One positive to this new website is that it is not, yet, on the Google Shit List. I had been unaware of this, but they have a Shit List and if you get on it, your website will not show in searches, and I think most social media incorporates it, so I have not been able to link to my blog on my Facebook profile for at least a couple of years. For now, it is working. It won’t break my heart if it stops, but if I understood the claims of the new host they work to keep you off the shit list. That’s good.
The point I logged on to make today is that I think, I really think, that the essence of the Buddhist Shunyata is the sense of living in an ocean.
I was driving by some old high school today, and looking at the windows, and wondering what it was like for the students to look out those windows. Then I was recollecting my many bored days in school, where I would struggle to stay awake, because I just needed a five minute lecture and I usually had whatever it was. I went to an OK school, but it was not filled with bright students.
Then I had this strong sense of nostalgia, and sense of loss, and longing. I am far, far from that place, and I have moved around so much I have no real home, no place. And the way I have lived my life, I really have no major professional accomplishments. I am a bright fellow. I could have been a doctor or lawyer or academic or anything else.
But, it seems to me, I have tried to stay on the track of life, to pursue doggedly the nature and purpose of life, the nature of emotional health and well being, and have tried over and over and over to confront my pain and heal it, which has been difficult and slow.
Then it hit me: There IS no place. If I were a successful, egotistical doctor or lawyer (trust me: my ego would be huge, uh, -er) all that could be stripped from me in an instant. It has no permanance or reality. No physical dwelling place, no city, no home: all are gone in an instant, cosmically speaking.
And I felt like the universe and me living in it is a huge ocean. There is an up and a down, but there is nothing stable. There is nothing to hang onto, nothing that you can grab for dear life and which will not dissolve in the holding.

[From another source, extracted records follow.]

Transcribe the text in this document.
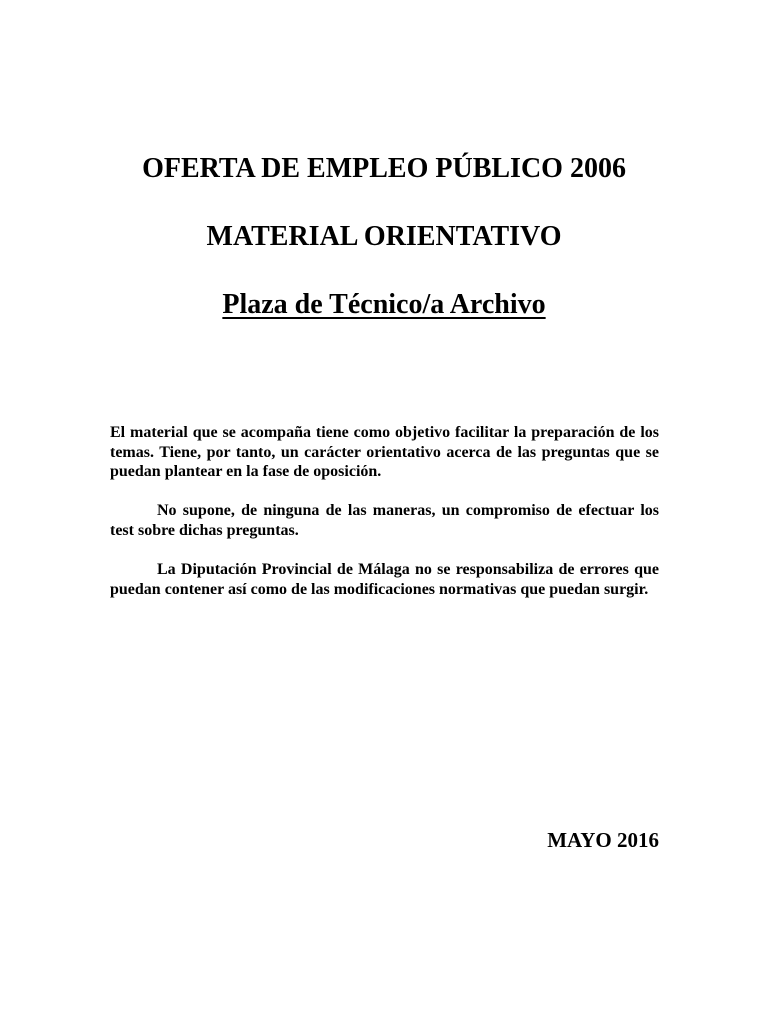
OFERTA DE EMPLEO PÚBLICO 2006
MATERIAL ORIENTATIVO
Plaza de Técnico/a Archivo

El material que se acompaña tiene como objetivo facilitar la preparación de los temas. Tiene, por tanto, un carácter orientativo acerca de las preguntas que se puedan plantear en la fase de oposición.

No supone, de ninguna de las maneras, un compromiso de efectuar los test sobre dichas preguntas.

La Diputación Provincial de Málaga no se responsabiliza de errores que puedan contener así como de las modificaciones normativas que puedan surgir.

MAYO 2016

We live in an infinite ocean. But that doesn’t matter. What matters is where you are relative to everything and everyone else. You are a part of a dance which renews every moment.
This is the Buddhist ideal: to use change as an advisor. To learn to live and laugh with the continual ups and downs of life. What was is gone, and what is to be is not yet. There is however a deep rhythm, or rhythms, which set a variety of times, which we can interact with and riff on.
To some great extent, no true spiritual progress is possible without becoming lost, after leaving the shore far behind.
Those, in any event, are my thoughts today. I like to think of myself as creative, and what creativity I possess comes from being open, to never knowing what is next, and never forcing anything. I never try to think thoughts: they just flood me when I am doing anything else.
But think of Shunyata not as an emptiness, but as a mass of motion and currents and events without any fixity, without dry land, with nothing to hold on to, where you can never return to the exact place you were before, or the person you were just a moment ago.
It’s tricky. And with the terror comes also freedom. Do you think any sea lion would ever consider living its whole life on dry land? Not a chance.